Methods: Wild type male C57BL/6 mice underwent myocardial I/R injury, and LPA levels in cerebrospinal fluid (CSF) were measured. LPA synthesis inhibitor HA-130 or exogenous LPA were intrathecally administrated during myocardial ischemia. Additionally, CRISPR/Cas-9 edited TRPV1K710N knock-in mice and a peptide V1-Cal targeting the K710 region were utilized to block the interaction of LPA with TRPV1.
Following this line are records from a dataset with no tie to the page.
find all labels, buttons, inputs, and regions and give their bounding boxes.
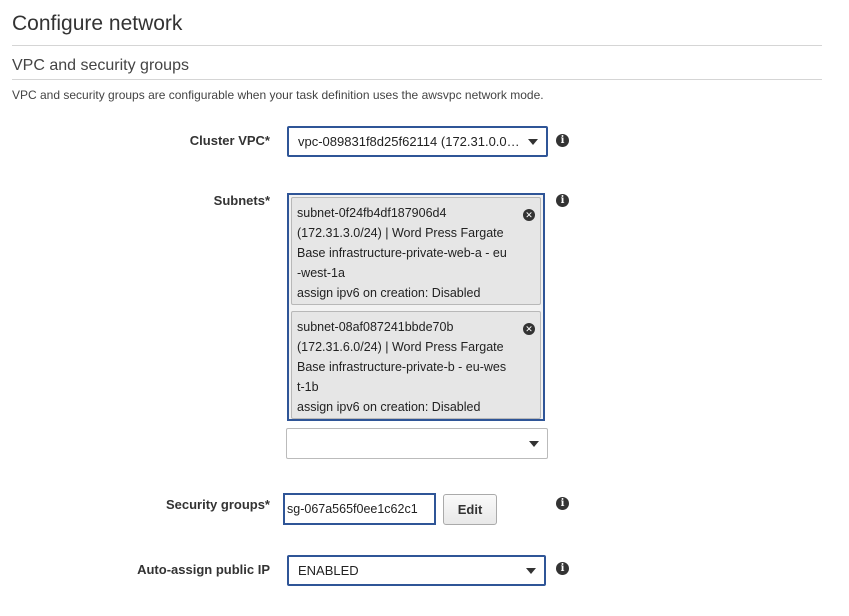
info-icon[interactable]: i <box>556 194 569 207</box>
section-description: VPC and security groups are configurable… <box>12 88 544 102</box>
subnet-chip-line: assign ipv6 on creation: Disabled <box>297 400 481 414</box>
info-icon[interactable]: i <box>556 497 569 510</box>
security-groups-field[interactable]: sg-067a565f0ee1c62c1 <box>283 493 436 525</box>
subnet-chip-line: t-1b <box>297 380 319 394</box>
section-title: VPC and security groups <box>12 57 189 74</box>
section-divider <box>12 79 822 80</box>
title-divider <box>12 45 822 46</box>
subnets-add-select[interactable] <box>286 428 548 459</box>
caret-down-icon <box>526 567 536 574</box>
subnet-chip-line: subnet-0f24fb4df187906d4 <box>297 206 447 220</box>
auto-assign-ip-label: Auto-assign public IP <box>137 562 270 577</box>
subnet-chip: subnet-08af087241bbde70b (172.31.6.0/24)… <box>291 311 541 419</box>
caret-down-icon <box>528 138 538 145</box>
security-groups-label: Security groups* <box>165 497 270 512</box>
remove-subnet-icon[interactable]: ✕ <box>523 209 535 221</box>
subnet-chip-line: (172.31.3.0/24) | Word Press Fargate <box>297 226 504 240</box>
caret-down-icon <box>529 440 539 447</box>
cluster-vpc-select[interactable]: vpc-089831f8d25f62114 (172.31.0.0/16) <box>287 126 548 157</box>
subnet-chip-line: subnet-08af087241bbde70b <box>297 320 454 334</box>
subnet-chip-line: Base infrastructure-private-web-a - eu <box>297 246 507 260</box>
auto-assign-ip-value: ENABLED <box>298 563 359 578</box>
info-icon[interactable]: i <box>556 562 569 575</box>
info-icon[interactable]: i <box>556 134 569 147</box>
cluster-vpc-label: Cluster VPC* <box>189 133 270 148</box>
cluster-vpc-value: vpc-089831f8d25f62114 (172.31.0.0/16) <box>298 134 522 149</box>
remove-subnet-icon[interactable]: ✕ <box>523 323 535 335</box>
edit-security-groups-button[interactable]: Edit <box>443 494 497 525</box>
auto-assign-ip-select[interactable]: ENABLED <box>287 555 546 586</box>
subnet-chip: subnet-0f24fb4df187906d4 (172.31.3.0/24)… <box>291 197 541 305</box>
subnet-chip-line: (172.31.6.0/24) | Word Press Fargate <box>297 340 504 354</box>
subnet-chip-line: -west-1a <box>297 266 345 280</box>
page-title: Configure network <box>12 12 183 35</box>
subnet-chip-line: assign ipv6 on creation: Disabled <box>297 286 481 300</box>
subnets-multiselect[interactable]: subnet-0f24fb4df187906d4 (172.31.3.0/24)… <box>287 193 545 421</box>
subnet-chip-line: Base infrastructure-private-b - eu-wes <box>297 360 507 374</box>
security-groups-value: sg-067a565f0ee1c62c1 <box>287 502 418 516</box>
subnets-label: Subnets* <box>213 193 270 208</box>
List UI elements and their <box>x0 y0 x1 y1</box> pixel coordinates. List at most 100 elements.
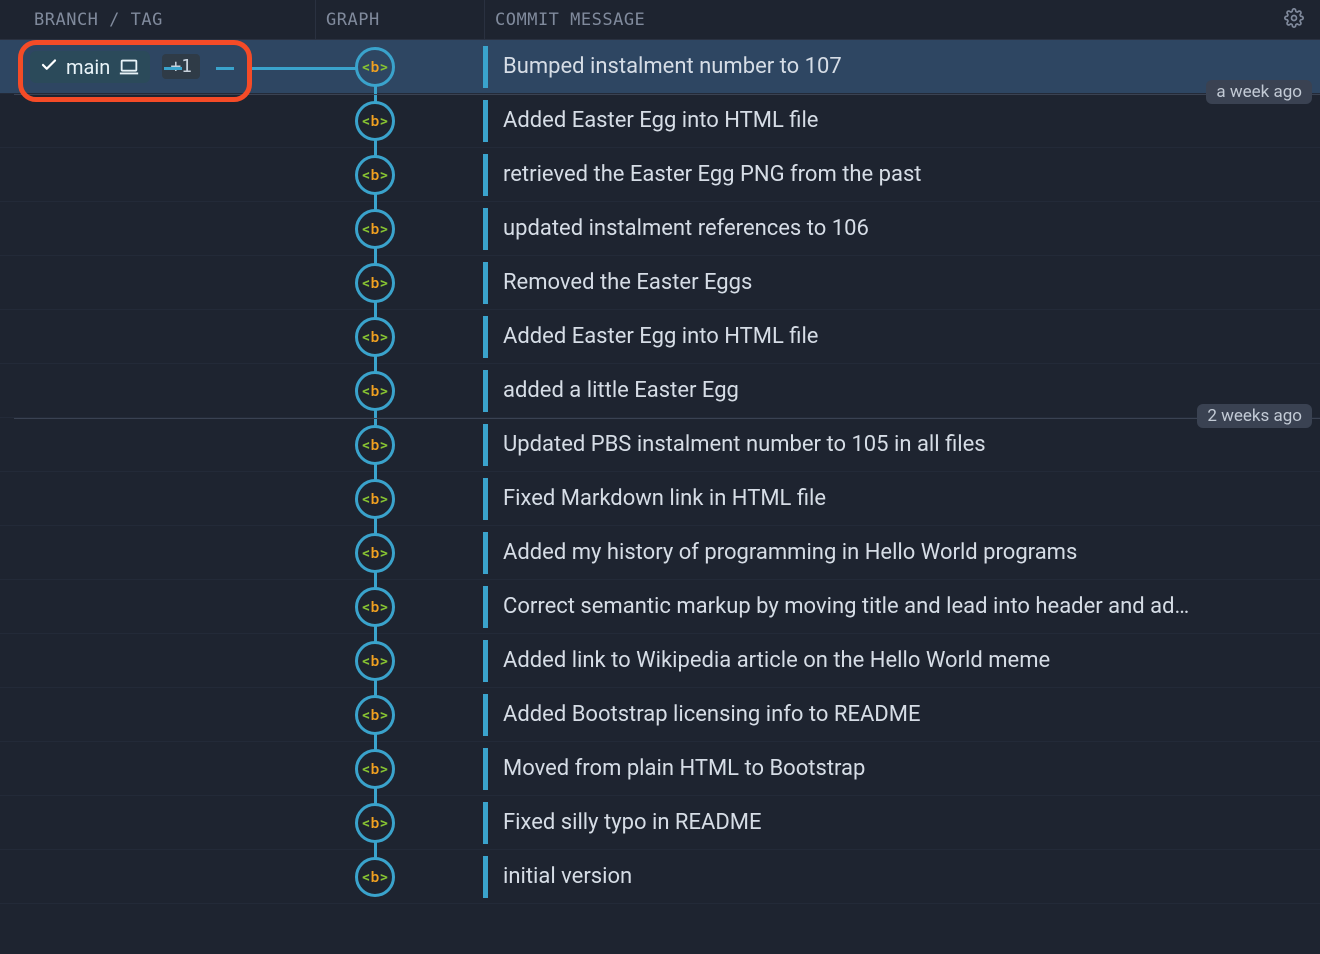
commit-node-icon: <b> <box>355 479 395 519</box>
commit-message-text: initial version <box>503 864 632 889</box>
commit-message-text: added a little Easter Egg <box>503 378 739 403</box>
graph-cell: <b> <box>315 472 483 526</box>
commit-row[interactable]: <b> Moved from plain HTML to Bootstrap <box>0 742 1320 796</box>
graph-cell: <b> <box>315 688 483 742</box>
commit-message-cell: Added Easter Egg into HTML file <box>483 316 1320 358</box>
header-commit-message: COMMIT MESSAGE <box>485 10 1320 30</box>
commit-row[interactable]: <b> Added Bootstrap licensing info to REA… <box>0 688 1320 742</box>
commit-message-text: Added Easter Egg into HTML file <box>503 108 818 133</box>
graph-cell: <b> <box>315 148 483 202</box>
commit-row[interactable]: <b> Added link to Wikipedia article on th… <box>0 634 1320 688</box>
commit-node-icon: <b> <box>355 209 395 249</box>
commit-row[interactable]: <b> Correct semantic markup by moving tit… <box>0 580 1320 634</box>
commit-message-cell: Correct semantic markup by moving title … <box>483 586 1320 628</box>
time-divider-line <box>14 94 1320 95</box>
commit-row[interactable]: <b> Added Easter Egg into HTML file <box>0 94 1320 148</box>
commit-message-cell: retrieved the Easter Egg PNG from the pa… <box>483 154 1320 196</box>
graph-cell: <b> <box>315 256 483 310</box>
time-divider-label: 2 weeks ago <box>1197 404 1312 428</box>
commit-row[interactable]: <b> Added my history of programming in He… <box>0 526 1320 580</box>
commit-message-text: Bumped instalment number to 107 <box>503 54 842 79</box>
commit-message-text: retrieved the Easter Egg PNG from the pa… <box>503 162 922 187</box>
commit-node-icon: <b> <box>355 857 395 897</box>
commit-message-cell: Fixed Markdown link in HTML file <box>483 478 1320 520</box>
column-header-row: BRANCH / TAG GRAPH COMMIT MESSAGE <box>0 0 1320 40</box>
commit-row[interactable]: <b>Updated PBS instalment number to 105 … <box>0 418 1320 472</box>
commit-row[interactable]: <b> Added Easter Egg into HTML file <box>0 310 1320 364</box>
header-graph: GRAPH <box>316 10 484 30</box>
commit-node-icon: <b> <box>355 371 395 411</box>
branch-name: main <box>66 55 110 79</box>
graph-cell: <b> <box>315 526 483 580</box>
commit-accent-bar <box>483 262 488 304</box>
commit-message-cell: Added Easter Egg into HTML file <box>483 100 1320 142</box>
commit-message-cell: Moved from plain HTML to Bootstrap <box>483 748 1320 790</box>
commit-accent-bar <box>483 532 488 574</box>
graph-cell: <b> <box>315 742 483 796</box>
graph-cell: <b> <box>315 364 483 418</box>
commit-node-icon: <b> <box>355 533 395 573</box>
commit-message-text: Added my history of programming in Hello… <box>503 540 1077 565</box>
commit-message-text: Fixed silly typo in README <box>503 810 762 835</box>
commit-message-cell: Updated PBS instalment number to 105 in … <box>483 424 1320 466</box>
graph-cell: <b> <box>315 418 483 472</box>
commit-node-icon: <b> <box>355 803 395 843</box>
commit-row[interactable]: <b> Removed the Easter Eggs <box>0 256 1320 310</box>
graph-connector <box>216 67 234 70</box>
commit-node-icon: <b> <box>355 641 395 681</box>
commit-message-cell: Added my history of programming in Hello… <box>483 532 1320 574</box>
commit-message-text: Added link to Wikipedia article on the H… <box>503 648 1050 673</box>
commit-accent-bar <box>483 856 488 898</box>
commit-node-icon: <b> <box>355 749 395 789</box>
commit-message-text: Removed the Easter Eggs <box>503 270 752 295</box>
commit-message-cell: Added Bootstrap licensing info to README <box>483 694 1320 736</box>
graph-connector <box>248 67 360 70</box>
commit-row[interactable]: <b> Fixed Markdown link in HTML file <box>0 472 1320 526</box>
graph-cell: <b> <box>315 310 483 364</box>
time-divider-label: a week ago <box>1206 80 1312 104</box>
graph-cell: <b> <box>315 796 483 850</box>
commit-message-cell: Removed the Easter Eggs <box>483 262 1320 304</box>
commit-message-cell: Fixed silly typo in README <box>483 802 1320 844</box>
commit-list: main+1<b>Bumped instalment number to 107… <box>0 40 1320 904</box>
commit-node-icon: <b> <box>355 155 395 195</box>
commit-row[interactable]: <b> updated instalment references to 106 <box>0 202 1320 256</box>
commit-node-icon: <b> <box>355 263 395 303</box>
graph-cell: <b> <box>315 850 483 904</box>
commit-message-cell: updated instalment references to 106 <box>483 208 1320 250</box>
commit-message-cell: initial version <box>483 856 1320 898</box>
commit-message-text: Moved from plain HTML to Bootstrap <box>503 756 865 781</box>
graph-cell: <b> <box>315 580 483 634</box>
commit-node-icon: <b> <box>355 47 395 87</box>
commit-message-text: updated instalment references to 106 <box>503 216 869 241</box>
laptop-icon <box>118 56 140 78</box>
commit-message-cell: added a little Easter Egg <box>483 370 1320 412</box>
commit-accent-bar <box>483 586 488 628</box>
commit-accent-bar <box>483 694 488 736</box>
check-icon <box>40 55 58 79</box>
commit-row[interactable]: <b> retrieved the Easter Egg PNG from the… <box>0 148 1320 202</box>
commit-accent-bar <box>483 208 488 250</box>
commit-message-cell: Added link to Wikipedia article on the H… <box>483 640 1320 682</box>
graph-cell: <b> <box>315 634 483 688</box>
graph-cell: <b> <box>315 202 483 256</box>
commit-node-icon: <b> <box>355 317 395 357</box>
commit-row[interactable]: <b> Fixed silly typo in README <box>0 796 1320 850</box>
commit-accent-bar <box>483 424 488 466</box>
commit-accent-bar <box>483 316 488 358</box>
commit-accent-bar <box>483 370 488 412</box>
commit-accent-bar <box>483 748 488 790</box>
commit-row[interactable]: main+1<b>Bumped instalment number to 107 <box>0 40 1320 94</box>
branch-pill-main[interactable]: main <box>30 51 150 83</box>
commit-message-text: Added Bootstrap licensing info to README <box>503 702 920 727</box>
graph-cell: <b> <box>315 94 483 148</box>
commit-accent-bar <box>483 46 488 88</box>
commit-row[interactable]: <b> initial version <box>0 850 1320 904</box>
commit-message-cell: Bumped instalment number to 107 <box>483 46 1320 88</box>
commit-accent-bar <box>483 478 488 520</box>
time-divider-line <box>14 418 1320 419</box>
settings-gear-icon[interactable] <box>1284 8 1306 30</box>
commit-message-text: Correct semantic markup by moving title … <box>503 594 1189 619</box>
commit-accent-bar <box>483 100 488 142</box>
commit-row[interactable]: <b> added a little Easter Egg <box>0 364 1320 418</box>
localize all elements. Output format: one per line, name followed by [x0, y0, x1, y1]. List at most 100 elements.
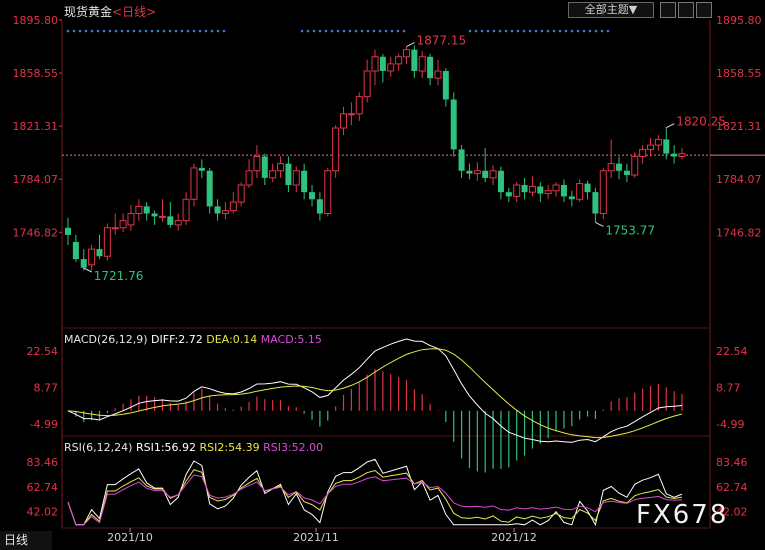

Results: The levels of LPA in CSF of the I/R group were found to be 1.5-fold higher than those of the sham group (Fig.1B, p=0.0001). Intrathecal administration of HA130 reduced infarct size (Fig.1C, p=0.0021) and CSF LPA levels (Fig.1D, p=0.0018). The CSF LPA levels were positively correlated with infarct size (Fig.1E, p<0.0001). Intrathecal administration of LPA caused a 1.4-fold rise in infarct size relative to I/R group in wild type mice (Fig.1F, p<0.0001), but not in TRPV1K710N mice (Fig.1F, p>0.9999). LPA treatment enhanced the activation of spinal TRPV1 receptors following I/R injury in wild type mice, but not in TRPV1K710N mice (Fig.1 G-I). Further, the V1-Cal peptide reduced myocardial I/R injury, as well as the protein levels of TRPV1 and pTRPV1 in spinal cord (Fig.1 J-M).
Conclusions: Our results suggest that LPA activates spinal TRPV1 signaling and contributes to myocardial I/R injury. Blockade of the interaction between LPA and TRPV1 in spinal cord may be a promising therapeutic approach for myocardial ischemic injury.